Among those haphazard wireless technologies are ultrasonic communications. Ultrasounds have already gained a sinister reputation for their use in device tracking schemes in which apps gain permission to access a user’s smartphone, then listen for inaudible “beacons” being broadcast in advertisements, websites, and even physical stores. At the RSA security conference in San Francisco on Tuesday, researchers are presenting new findings about where things stand with ultrasonic communication—and how concerned you should be about the technology.
‘Leaving ultrasound completely unchecked causes confusion, and implementations are flawed because they’re ad hoc.’
Giovanni Vigna, University of California Santa Barbara
Giovanni Vigna, a mobile and web security researcher at the University of California in Santa Barbara, and Vasilios Mavroudis, a doctoral researcher at University College London say that ultrasonic cross-device tracking, while certainly not eradicated, hasn’t been gaining widespread adoption, thanks in part to an outcry from privacy watchdogs and an aggressive FTC probe a few years ago. Instead, ultrasonic communication technology has increasingly found usefulness for a diverse array of location-based services, in which an app listens for beacons and suggests location-related services or content when your device is close enough to hear particular ultrasonic emissions. This approach is being used to serve information for walking tours and museum visits, facilitate ticketing at stadiums and other venues, and create novel effects like light shows that coordinate the camera flashes on attendees’ phones at an event.

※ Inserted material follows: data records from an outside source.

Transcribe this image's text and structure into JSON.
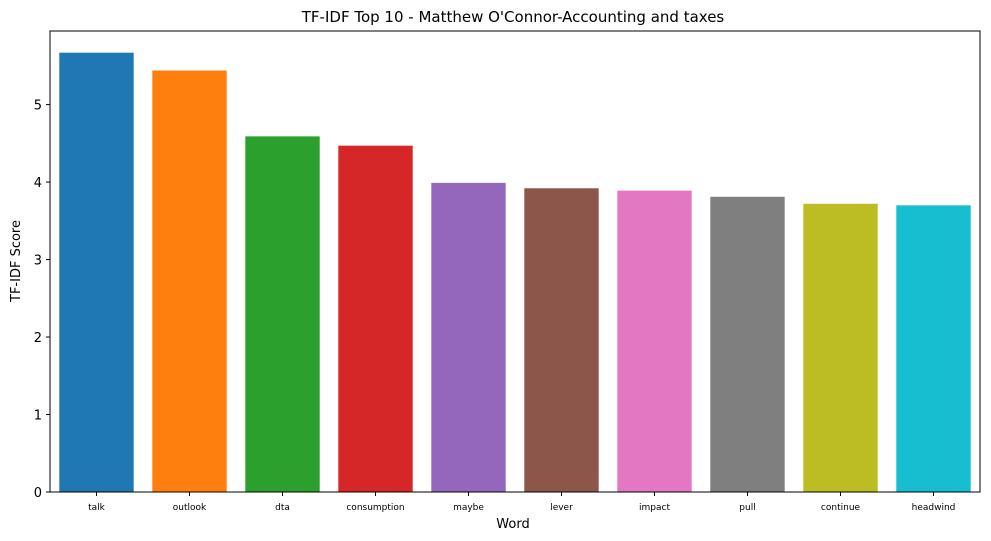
{
  "chart_data": {
    "type": "bar",
    "title": "TF-IDF Top 10 - Matthew O'Connor-Accounting and taxes",
    "xlabel": "Word",
    "ylabel": "TF-IDF Score",
    "categories": [
      "talk",
      "outlook",
      "dta",
      "consumption",
      "maybe",
      "lever",
      "impact",
      "pull",
      "continue",
      "headwind"
    ],
    "values": [
      5.67,
      5.44,
      4.59,
      4.47,
      3.99,
      3.92,
      3.89,
      3.81,
      3.72,
      3.7
    ],
    "colors": [
      "#1f77b4",
      "#ff7f0e",
      "#2ca02c",
      "#d62728",
      "#9467bd",
      "#8c564b",
      "#e377c2",
      "#7f7f7f",
      "#bcbd22",
      "#17becf"
    ],
    "ylim": [
      0,
      5.95
    ],
    "yticks": [
      0,
      1,
      2,
      3,
      4,
      5
    ],
    "grid": false
  }
}
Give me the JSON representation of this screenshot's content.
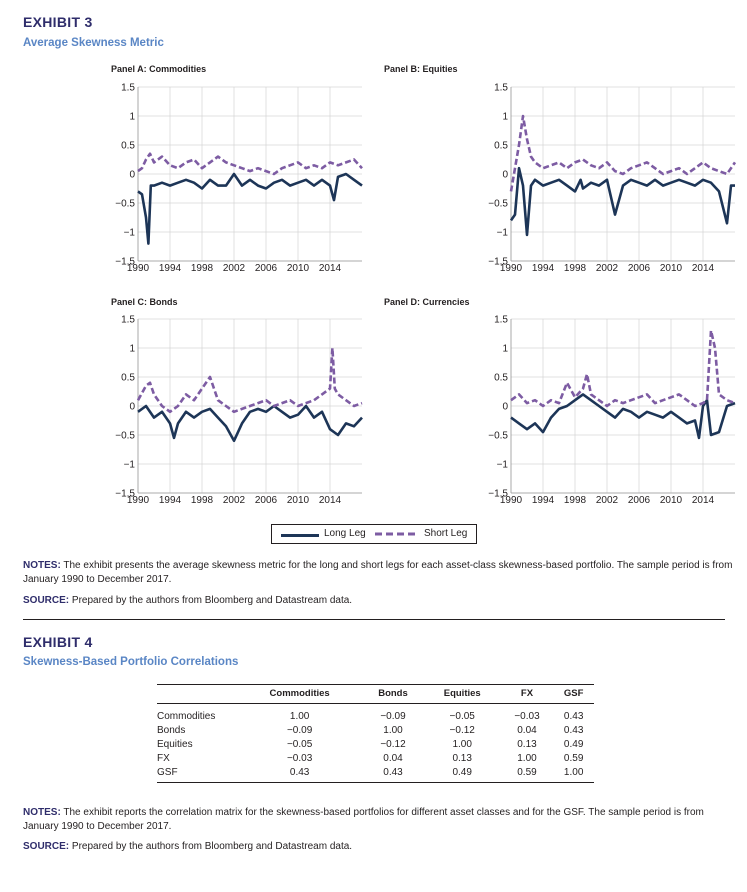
{
  "exhibit3": {
    "label": "EXHIBIT 3",
    "title": "Average Skewness Metric",
    "colors": {
      "long_leg": "#1d3557",
      "short_leg": "#7d5ca3"
    },
    "legend": {
      "long": "Long Leg",
      "short": "Short Leg"
    },
    "notes_label": "NOTES:",
    "notes": "The exhibit presents the average skewness metric for the long and short legs for each asset-class skewness-based portfolio. The sample period is from January 1990 to December 2017.",
    "source_label": "SOURCE:",
    "source": "Prepared by the authors from Bloomberg and Datastream data."
  },
  "chart_data": [
    {
      "type": "line",
      "title": "Panel A: Commodities",
      "xlim": [
        1990,
        2018
      ],
      "ylim": [
        -1.5,
        1.5
      ],
      "yticks": [
        "1.5",
        "1",
        "0.5",
        "0",
        "−0.5",
        "−1",
        "−1.5"
      ],
      "xticks": [
        "1990",
        "1994",
        "1998",
        "2002",
        "2006",
        "2010",
        "2014"
      ],
      "grid": true,
      "series": [
        {
          "name": "Long Leg",
          "x": [
            1990,
            1990.5,
            1991,
            1991.3,
            1991.6,
            1992,
            1993,
            1994,
            1995,
            1996,
            1997,
            1998,
            1999,
            2000,
            2001,
            2002,
            2003,
            2004,
            2005,
            2006,
            2007,
            2008,
            2009,
            2010,
            2011,
            2012,
            2013,
            2014,
            2014.5,
            2015,
            2016,
            2017,
            2018
          ],
          "y": [
            -0.3,
            -0.35,
            -0.75,
            -1.2,
            -0.2,
            -0.2,
            -0.15,
            -0.2,
            -0.15,
            -0.1,
            -0.15,
            -0.25,
            -0.1,
            -0.2,
            -0.2,
            0.0,
            -0.2,
            -0.1,
            -0.2,
            -0.25,
            -0.15,
            -0.1,
            -0.2,
            -0.15,
            -0.1,
            -0.2,
            -0.1,
            -0.2,
            -0.45,
            -0.05,
            0.0,
            -0.1,
            -0.2
          ]
        },
        {
          "name": "Short Leg",
          "x": [
            1990,
            1990.5,
            1991,
            1991.5,
            1992,
            1993,
            1994,
            1995,
            1996,
            1997,
            1998,
            1999,
            2000,
            2001,
            2002,
            2003,
            2004,
            2005,
            2006,
            2007,
            2008,
            2009,
            2010,
            2011,
            2012,
            2013,
            2014,
            2015,
            2016,
            2017,
            2018
          ],
          "y": [
            0.05,
            0.1,
            0.25,
            0.35,
            0.2,
            0.3,
            0.15,
            0.1,
            0.2,
            0.25,
            0.1,
            0.2,
            0.3,
            0.2,
            0.15,
            0.1,
            0.05,
            0.1,
            0.05,
            0.0,
            0.1,
            0.15,
            0.2,
            0.1,
            0.15,
            0.1,
            0.2,
            0.15,
            0.2,
            0.25,
            0.1
          ]
        }
      ]
    },
    {
      "type": "line",
      "title": "Panel B: Equities",
      "xlim": [
        1990,
        2018
      ],
      "ylim": [
        -1.5,
        1.5
      ],
      "yticks": [
        "1.5",
        "1",
        "0.5",
        "0",
        "−0.5",
        "−1",
        "−1.5"
      ],
      "xticks": [
        "1990",
        "1994",
        "1998",
        "2002",
        "2006",
        "2010",
        "2014"
      ],
      "grid": true,
      "series": [
        {
          "name": "Long Leg",
          "x": [
            1990,
            1990.5,
            1991,
            1991.5,
            1992,
            1992.5,
            1993,
            1994,
            1995,
            1996,
            1997,
            1998,
            1998.7,
            1999,
            2000,
            2001,
            2002,
            2003,
            2004,
            2005,
            2006,
            2007,
            2008,
            2009,
            2010,
            2011,
            2012,
            2013,
            2014,
            2015,
            2016,
            2017,
            2017.5,
            2018
          ],
          "y": [
            -0.8,
            -0.7,
            0.1,
            -0.2,
            -1.05,
            -0.2,
            -0.1,
            -0.2,
            -0.15,
            -0.1,
            -0.2,
            -0.3,
            -0.1,
            -0.25,
            -0.15,
            -0.2,
            -0.1,
            -0.7,
            -0.2,
            -0.1,
            -0.15,
            -0.2,
            -0.1,
            -0.2,
            -0.15,
            -0.1,
            -0.15,
            -0.2,
            -0.1,
            -0.15,
            -0.3,
            -0.85,
            -0.2,
            -0.2
          ]
        },
        {
          "name": "Short Leg",
          "x": [
            1990,
            1990.5,
            1991,
            1991.5,
            1992,
            1992.5,
            1993,
            1994,
            1995,
            1996,
            1997,
            1998,
            1999,
            2000,
            2001,
            2002,
            2003,
            2004,
            2005,
            2006,
            2007,
            2008,
            2009,
            2010,
            2011,
            2012,
            2013,
            2014,
            2015,
            2016,
            2017,
            2018
          ],
          "y": [
            -0.3,
            0.1,
            0.5,
            1.0,
            0.6,
            0.3,
            0.2,
            0.1,
            0.15,
            0.2,
            0.1,
            0.2,
            0.25,
            0.15,
            0.1,
            0.2,
            0.05,
            0.0,
            0.1,
            0.15,
            0.2,
            0.1,
            0.0,
            0.05,
            0.1,
            0.0,
            0.1,
            0.2,
            0.1,
            0.05,
            0.0,
            0.2
          ]
        }
      ]
    },
    {
      "type": "line",
      "title": "Panel C: Bonds",
      "xlim": [
        1990,
        2018
      ],
      "ylim": [
        -1.5,
        1.5
      ],
      "yticks": [
        "1.5",
        "1",
        "0.5",
        "0",
        "−0.5",
        "−1",
        "−1.5"
      ],
      "xticks": [
        "1990",
        "1994",
        "1998",
        "2002",
        "2006",
        "2010",
        "2014"
      ],
      "grid": true,
      "series": [
        {
          "name": "Long Leg",
          "x": [
            1990,
            1991,
            1992,
            1993,
            1994,
            1994.5,
            1995,
            1996,
            1997,
            1998,
            1999,
            2000,
            2001,
            2002,
            2003,
            2004,
            2005,
            2006,
            2007,
            2008,
            2009,
            2010,
            2011,
            2012,
            2013,
            2014,
            2015,
            2016,
            2017,
            2018
          ],
          "y": [
            -0.1,
            0.0,
            -0.2,
            -0.1,
            -0.3,
            -0.55,
            -0.3,
            -0.1,
            -0.2,
            -0.1,
            -0.05,
            -0.2,
            -0.35,
            -0.6,
            -0.3,
            -0.1,
            -0.05,
            -0.1,
            0.0,
            -0.1,
            -0.2,
            -0.15,
            0.0,
            -0.2,
            -0.1,
            -0.4,
            -0.5,
            -0.3,
            -0.35,
            -0.2
          ]
        },
        {
          "name": "Short Leg",
          "x": [
            1990,
            1991,
            1991.5,
            1992,
            1993,
            1994,
            1995,
            1996,
            1997,
            1998,
            1999,
            2000,
            2001,
            2002,
            2003,
            2004,
            2005,
            2006,
            2007,
            2008,
            2009,
            2010,
            2011,
            2012,
            2013,
            2014,
            2014.3,
            2014.6,
            2015,
            2016,
            2017,
            2018
          ],
          "y": [
            0.1,
            0.35,
            0.4,
            0.2,
            0.0,
            -0.1,
            0.0,
            0.2,
            0.1,
            0.3,
            0.5,
            0.1,
            0.0,
            -0.1,
            -0.05,
            0.0,
            0.05,
            0.1,
            0.0,
            0.05,
            0.1,
            0.0,
            0.05,
            0.1,
            0.2,
            0.3,
            1.0,
            0.3,
            0.2,
            0.1,
            0.0,
            0.05
          ]
        }
      ]
    },
    {
      "type": "line",
      "title": "Panel D: Currencies",
      "xlim": [
        1990,
        2018
      ],
      "ylim": [
        -1.5,
        1.5
      ],
      "yticks": [
        "1.5",
        "1",
        "0.5",
        "0",
        "−0.5",
        "−1",
        "−1.5"
      ],
      "xticks": [
        "1990",
        "1994",
        "1998",
        "2002",
        "2006",
        "2010",
        "2014"
      ],
      "grid": true,
      "series": [
        {
          "name": "Long Leg",
          "x": [
            1990,
            1991,
            1992,
            1993,
            1994,
            1995,
            1996,
            1997,
            1998,
            1999,
            2000,
            2001,
            2002,
            2003,
            2004,
            2005,
            2006,
            2007,
            2008,
            2009,
            2010,
            2011,
            2012,
            2013,
            2013.5,
            2014,
            2014.5,
            2015,
            2016,
            2017,
            2018
          ],
          "y": [
            -0.2,
            -0.3,
            -0.4,
            -0.3,
            -0.45,
            -0.2,
            -0.05,
            0.0,
            0.1,
            0.2,
            0.1,
            0.0,
            -0.1,
            -0.2,
            -0.05,
            -0.1,
            -0.2,
            -0.1,
            -0.15,
            -0.2,
            -0.1,
            -0.2,
            -0.3,
            -0.25,
            -0.55,
            0.0,
            0.1,
            -0.5,
            -0.45,
            0.0,
            0.05
          ]
        },
        {
          "name": "Short Leg",
          "x": [
            1990,
            1991,
            1992,
            1993,
            1994,
            1995,
            1996,
            1997,
            1998,
            1999,
            1999.5,
            2000,
            2001,
            2002,
            2003,
            2004,
            2005,
            2006,
            2007,
            2008,
            2009,
            2010,
            2011,
            2012,
            2013,
            2014,
            2014.5,
            2015,
            2015.5,
            2016,
            2017,
            2018
          ],
          "y": [
            0.1,
            0.2,
            0.05,
            0.1,
            0.0,
            0.1,
            0.05,
            0.4,
            0.15,
            0.3,
            0.55,
            0.2,
            0.1,
            0.0,
            0.1,
            0.05,
            0.1,
            0.15,
            0.2,
            0.05,
            0.1,
            0.15,
            0.2,
            0.1,
            0.0,
            0.05,
            0.1,
            1.3,
            1.0,
            0.2,
            0.1,
            0.05
          ]
        }
      ]
    }
  ],
  "exhibit4": {
    "label": "EXHIBIT 4",
    "title": "Skewness-Based Portfolio Correlations",
    "columns": [
      "Commodities",
      "Bonds",
      "Equities",
      "FX",
      "GSF"
    ],
    "rows": [
      {
        "label": "Commodities",
        "values": [
          "1.00",
          "−0.09",
          "−0.05",
          "−0.03",
          "0.43"
        ]
      },
      {
        "label": "Bonds",
        "values": [
          "−0.09",
          "1.00",
          "−0.12",
          "0.04",
          "0.43"
        ]
      },
      {
        "label": "Equities",
        "values": [
          "−0.05",
          "−0.12",
          "1.00",
          "0.13",
          "0.49"
        ]
      },
      {
        "label": "FX",
        "values": [
          "−0.03",
          "0.04",
          "0.13",
          "1.00",
          "0.59"
        ]
      },
      {
        "label": "GSF",
        "values": [
          "0.43",
          "0.43",
          "0.49",
          "0.59",
          "1.00"
        ]
      }
    ],
    "notes_label": "NOTES:",
    "notes": "The exhibit reports the correlation matrix for the skewness-based portfolios for different asset classes and for the GSF. The sample period is from January 1990 to December 2017.",
    "source_label": "SOURCE:",
    "source": "Prepared by the authors from Bloomberg and Datastream data."
  }
}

Vigna and Mavroudis argue that these offerings in themselves aren’t as immediately privacy-invading as initiatives that quietly track devices over time and collect information about their owners to create tailored profiles. When choosing to download a location-based app that uses ultrasounds, users are more directly aware of what that app will do. The researchers note that there are still real problems at this point with ultrasonic technologies—not that they are being used for wireless communication at all, but that currently the technology is immature. Every company codes its own version and develops a different implementation of ultrasonic communication, and there’s no way to ensure that all these different versions provide basic privacy and security protections.
“The real value of this technology is that you don’t need any specific network setup, you are riding a physical phenomenon and can model proximity in a physical way,” Vigna says. “For IoT that could be important, because it’s something you cannot spoof across walls or across barriers. But leaving ultrasound completely unchecked causes confusion, and implementations are flawed because they’re ad hoc. There are risks that are only going to become worse without standardization.”

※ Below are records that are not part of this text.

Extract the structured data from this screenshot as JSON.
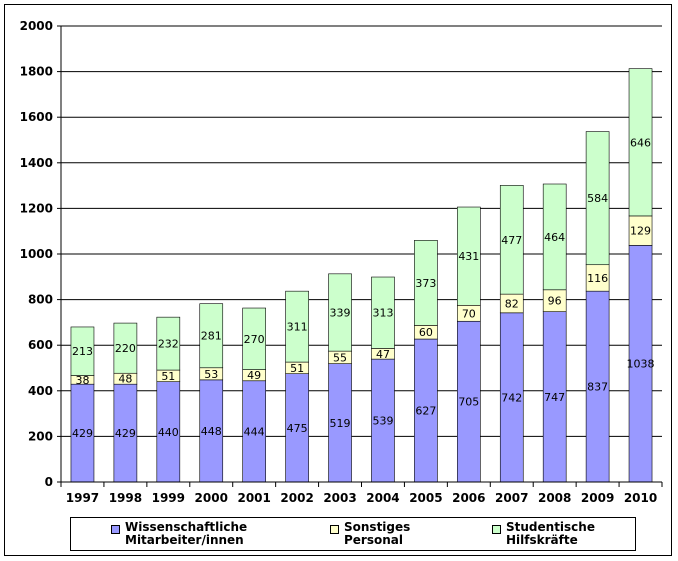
{
  "chart_data": {
    "type": "bar",
    "stacked": true,
    "categories": [
      "1997",
      "1998",
      "1999",
      "2000",
      "2001",
      "2002",
      "2003",
      "2004",
      "2005",
      "2006",
      "2007",
      "2008",
      "2009",
      "2010"
    ],
    "series": [
      {
        "name": "Wissenschaftliche\nMitarbeiter/innen",
        "color": "#9999ff",
        "values": [
          429,
          429,
          440,
          448,
          444,
          475,
          519,
          539,
          627,
          705,
          742,
          747,
          837,
          1038
        ]
      },
      {
        "name": "Sonstiges\nPersonal",
        "color": "#ffffcc",
        "values": [
          38,
          48,
          51,
          53,
          49,
          51,
          55,
          47,
          60,
          70,
          82,
          96,
          116,
          129
        ]
      },
      {
        "name": "Studentische\nHilfskräfte",
        "color": "#ccffcc",
        "values": [
          213,
          220,
          232,
          281,
          270,
          311,
          339,
          313,
          373,
          431,
          477,
          464,
          584,
          646
        ]
      }
    ],
    "ylim": [
      0,
      2000
    ],
    "yticks": [
      0,
      200,
      400,
      600,
      800,
      1000,
      1200,
      1400,
      1600,
      1800,
      2000
    ],
    "grid": true,
    "legend_position": "bottom"
  }
}
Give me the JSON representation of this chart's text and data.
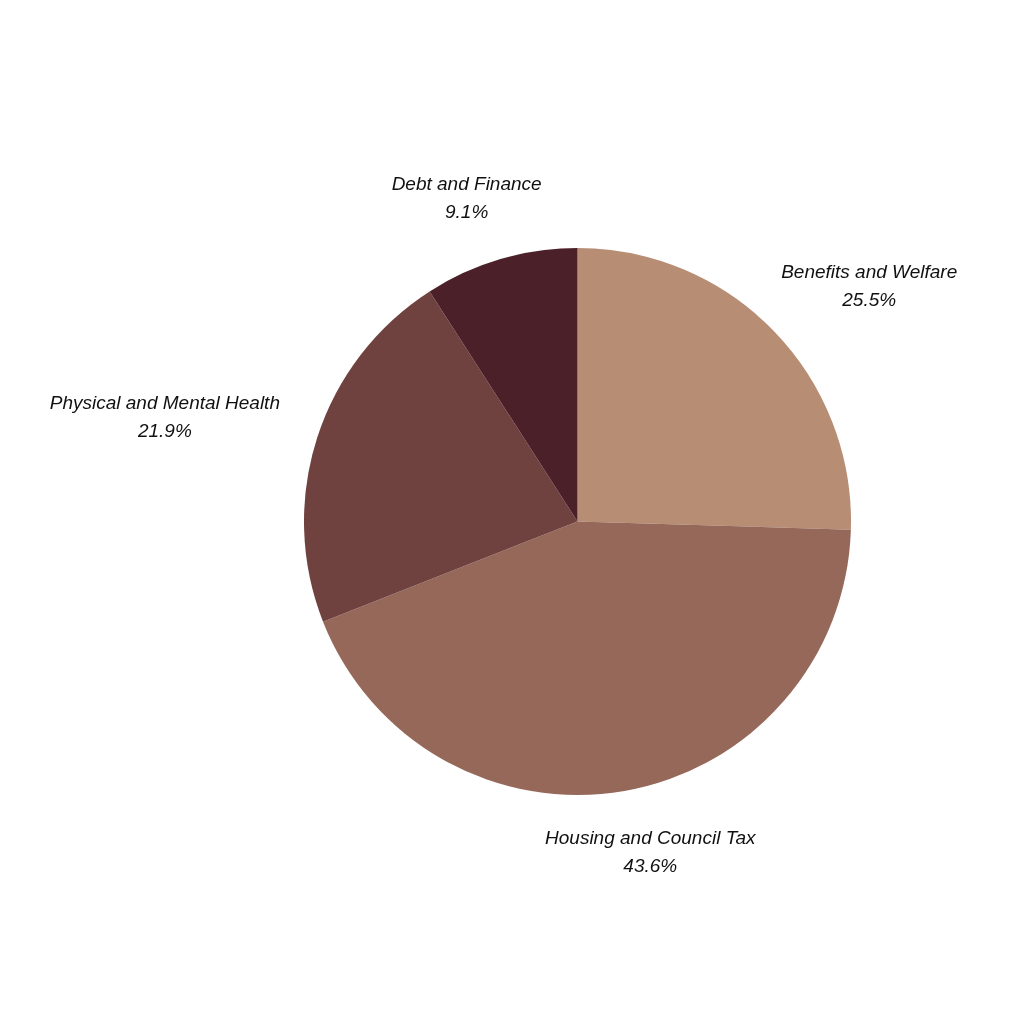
{
  "chart_data": {
    "type": "pie",
    "categories": [
      "Benefits and Welfare",
      "Housing and Council Tax",
      "Physical and Mental Health",
      "Debt and Finance"
    ],
    "values": [
      25.5,
      43.6,
      21.9,
      9.1
    ],
    "colors": [
      "#b78d74",
      "#956859",
      "#6f4240",
      "#4b2029"
    ],
    "value_labels": [
      "25.5%",
      "43.6%",
      "21.9%",
      "9.1%"
    ],
    "legend": false
  }
}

In past research into ultrasound communication, Mavroudis has concluded that the most pressing potential risks involve leaving ultrasound receiving apps unrestricted. If an app is given, say, carte blanche access to a device’s microphone data, users have to simply trust that the app will only access ultrasonic information, and won’t listen in on everything a user is doing. Similarly, some ultrasound apps will continue collecting data from a user’s microphone while their device is on airplane mode—storing it up to eventually send back to a web server once the device regains connectivity—while other services and applications don’t. With so much diversity, it’s difficult for users to keep track of how any one ultrasound service functions.
It doesn’t have to be that way. Operating systems could require ultrasonic communication to run through an application programming interface that controls for these types of extraneous access in a consistent way. And that sort of mechanism would ideally move beyond individual ecosystems to become a standard, like Wi-Fi and Bluetooth, that can be used across the industry.
‘I wouldn’t want to see a Google monopoly on this.’
Vasilios Mavroudis, University College London
The researchers note that Google in particular has been leading the way on this initiative with an API for Android and iOS called Google Nearby. The platform is built to be secure and resilient, and incorporates interoperability initiatives for certain beacon formats and partners. Google Nearby can also blend ultrasonic technologies with existing wireless standards. In addition to apps on Android, like entertainment and photo services from United Airlines and CVS, Google Nearby is also incorporated into smart home devices like Chromecast.
“It’s hard to control how people are going to use the technology, but Google Nearby is certainly a step in the right direction,” Mavroudis notes. “Having said that, there are still many companies developing their own framework and I wouldn’t want to see a Google monopoly on this. If it was a technology where everyone could build their own solution based on an industry standard that would be better.”
The researchers are relieved that the most abusable elements of ultrasonic cross-device tracking don’t seem to be gaining popularity right now. But overall, companies are increasingly finding proximity-related uses for ultrasounds and implementing them more and more. Without widespread collaboration on a robust standard, ultrasonic services could quickly become a massive security and privacy problem.